Partial productive efficiency of nitrogen for grain production is defined as:
Partial productive efficiency of nitrogen absorbed at period (n-1) to (n) = [Y(n) – Y(n-1)]/[N(n) – N(n-1)]
where,
Y(n) = grain weight of the treatment corresponding to period (n)
Y(n-1) = grain weight of the treatment corresponding to period (n-1)
N(n) = total nitrogen uptake of the treatment corresponding to period (n)
N(n-1) = total nitrogen uptake of the treatment corresponding to period (n-1).
In other words, partial productive efficiency is the amount of grain production per unit of nitrogen absorbed at a particular growth stage. The greater the value of partial productive efficiency, the higher the efficiency of nitrogen absorbed to produce grain. Solution culture technique provides a convenient means to study partial productive efficiency since, the nutrient supply can be controlled easily.
From the classical work by Kimura and Chiba (1943), the following important conclusions were drawn:
1. Nitrogen absorbed at early stages is used to produce more straw than grain.
2. Nitrogen absorbed at later stages is used to produce more gain than straw.
3. Partial productive efficiency for both grain and straw is higher when the nitrogen supply is lower.
4. There are two peaks for partial productive efficiency for grain: the first around 20-25 days after planting when the nitrogen concentration in the culture solution is high and the second around twenty to ten days before heading when the nitrogen concentration is moderate.

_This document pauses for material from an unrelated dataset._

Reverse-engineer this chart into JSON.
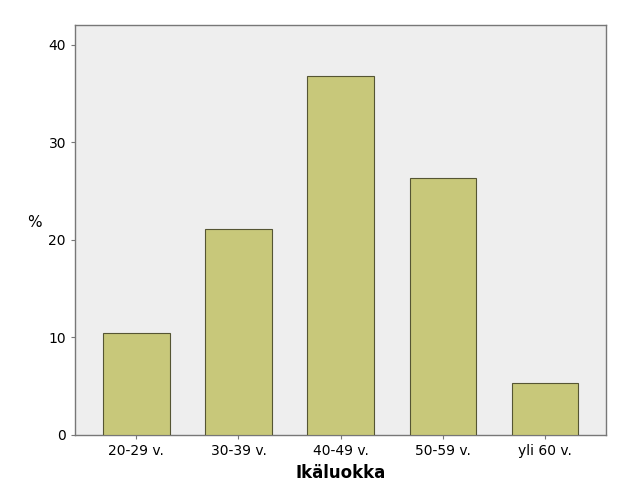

5. When the nitrogen concentration is high, there is no second peak. Thus, the most efficient time to supply nitrogen for grain production varies with the level of nitrogen supply.

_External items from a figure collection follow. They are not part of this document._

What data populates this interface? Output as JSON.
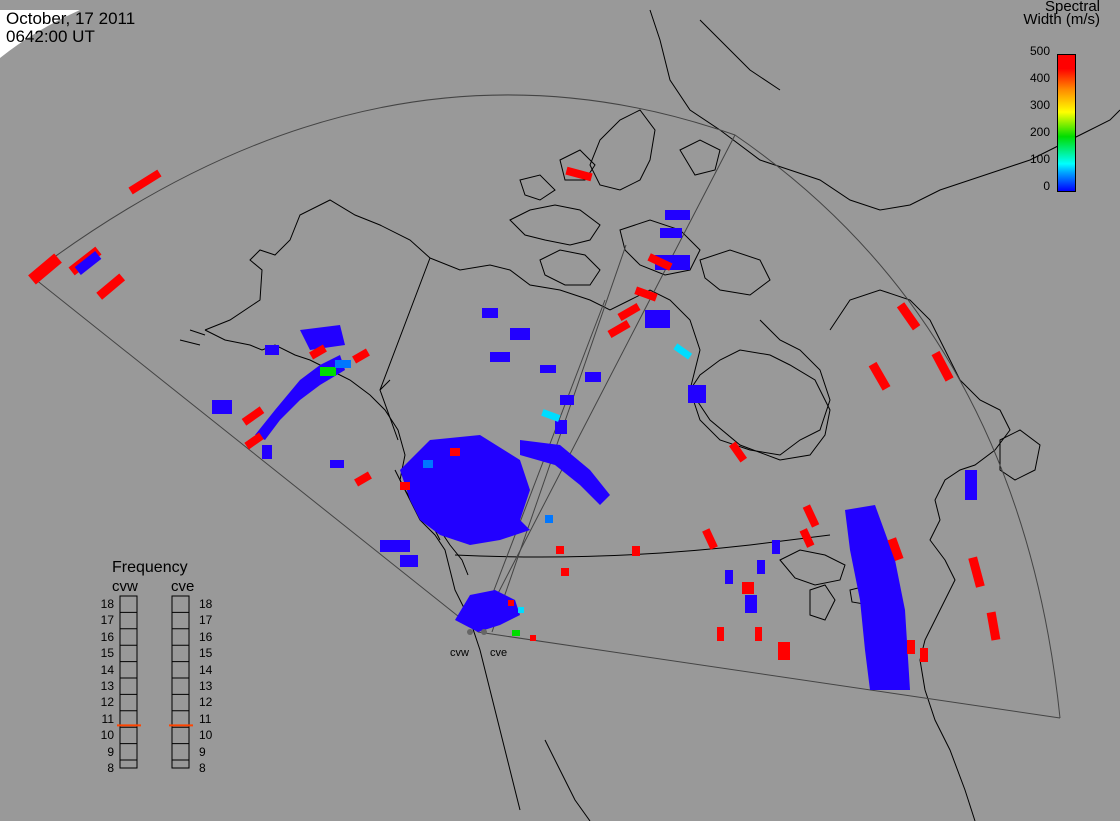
{
  "header": {
    "date": "October, 17 2011",
    "time": "0642:00 UT"
  },
  "colorbar": {
    "title_line1": "Spectral",
    "title_line2": "Width (m/s)",
    "ticks": [
      "500",
      "400",
      "300",
      "200",
      "100",
      "0"
    ],
    "colors": {
      "low": "#0000ff",
      "mid": "#00dd00",
      "high": "#ff0000"
    }
  },
  "stations": {
    "west": "cvw",
    "east": "cve"
  },
  "frequency": {
    "title": "Frequency",
    "left_label": "cvw",
    "right_label": "cve",
    "scale": [
      "18",
      "17",
      "16",
      "15",
      "14",
      "13",
      "12",
      "11",
      "10",
      "9",
      "8"
    ],
    "cvw_mhz": 10.6,
    "cve_mhz": 10.6,
    "marker_color": "#ff4400"
  },
  "map": {
    "background": "#999999",
    "data_colors": {
      "blue": "#2200ff",
      "red": "#ff0000",
      "cyan": "#00ddff",
      "green": "#00dd00",
      "azure": "#0077ff"
    }
  }
}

If very limited nitrogen should be applied at about 20 days before heading, when the supply is moderate, nitrogen may be given twice-around 20 days after planting and again at about 20 days before heading. When nitrogen is abundant, application at early growth stage is relatively more efficient for grain production.

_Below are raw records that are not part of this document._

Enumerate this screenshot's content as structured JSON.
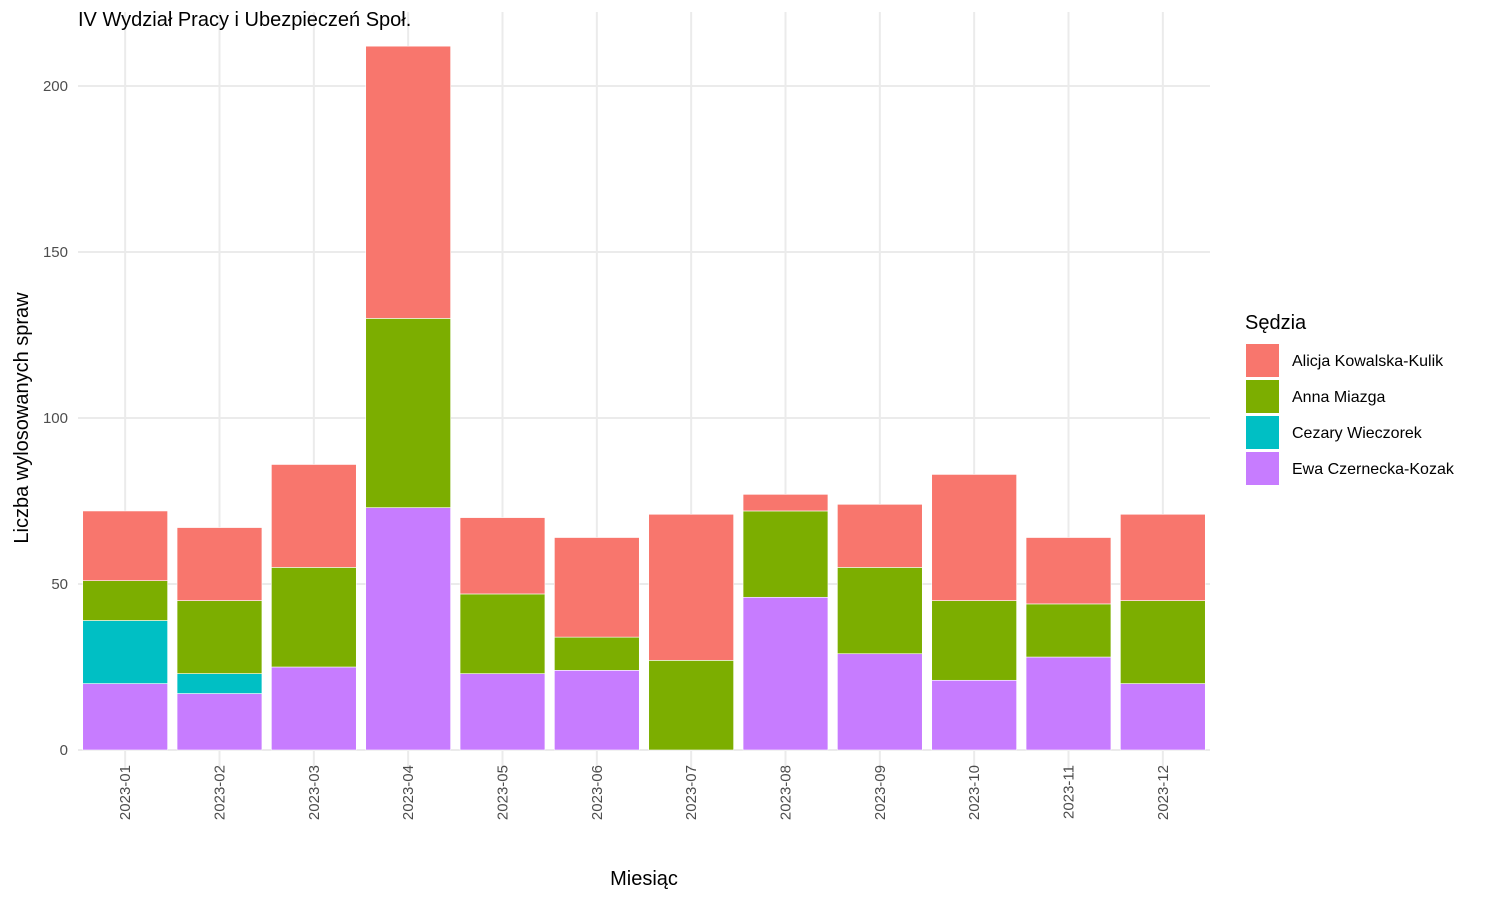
{
  "chart_data": {
    "type": "bar",
    "stacked": true,
    "title": "IV Wydział Pracy i Ubezpieczeń Społ.",
    "xlabel": "Miesiąc",
    "ylabel": "Liczba wylosowanych spraw",
    "ylim": [
      -8,
      222
    ],
    "yticks": [
      0,
      50,
      100,
      150,
      200
    ],
    "grid": true,
    "legend_title": "Sędzia",
    "legend_position": "right",
    "categories": [
      "2023-01",
      "2023-02",
      "2023-03",
      "2023-04",
      "2023-05",
      "2023-06",
      "2023-07",
      "2023-08",
      "2023-09",
      "2023-10",
      "2023-11",
      "2023-12"
    ],
    "series": [
      {
        "name": "Ewa Czernecka-Kozak",
        "color": "#C77CFF",
        "values": [
          20,
          17,
          25,
          73,
          23,
          24,
          0,
          46,
          29,
          21,
          28,
          20
        ]
      },
      {
        "name": "Cezary Wieczorek",
        "color": "#00BFC4",
        "values": [
          19,
          6,
          0,
          0,
          0,
          0,
          0,
          0,
          0,
          0,
          0,
          0
        ]
      },
      {
        "name": "Anna Miazga",
        "color": "#7CAE00",
        "values": [
          12,
          22,
          30,
          57,
          24,
          10,
          27,
          26,
          26,
          24,
          16,
          25
        ]
      },
      {
        "name": "Alicja Kowalska-Kulik",
        "color": "#F8766D",
        "values": [
          21,
          22,
          31,
          82,
          23,
          30,
          44,
          5,
          19,
          38,
          20,
          26
        ]
      }
    ],
    "legend_order": [
      "Alicja Kowalska-Kulik",
      "Anna Miazga",
      "Cezary Wieczorek",
      "Ewa Czernecka-Kozak"
    ]
  }
}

The capacity of soil to hold applied nitrogen is an important consideration in determining the efficiency of basal versus split application of nitrogen fertilisers. Soils with montmorillonite clays have higher nitrogen retaining capacity than those with kaolinite or allophone.
For soils with low nitrogen holding capacity, split application of fertiliser should result in high nitrogen recovery and hence higher yield than a basal application. On the other hand, split applications may not be better than a basal application in soils when the applied ammonia is held by clay.
Observation of changes in leaf colour and shape is believed to be the important means for diagnosing the nutritional conditions of rice plant.
Symptoms of the deficiency of nitrogen are indicated below:
1. Younger leaves become small in size and turn pole green starting from the tip.
2. Older leaves first turn yellow, then brown and finally dry up. Yellowing order always proceeds from below to above without exception.
3. Plant growth as a whole becomes very poor, height is short and tiller number is small.
4. Culms and leaves look stiff and leaves are thin, narrow and erect.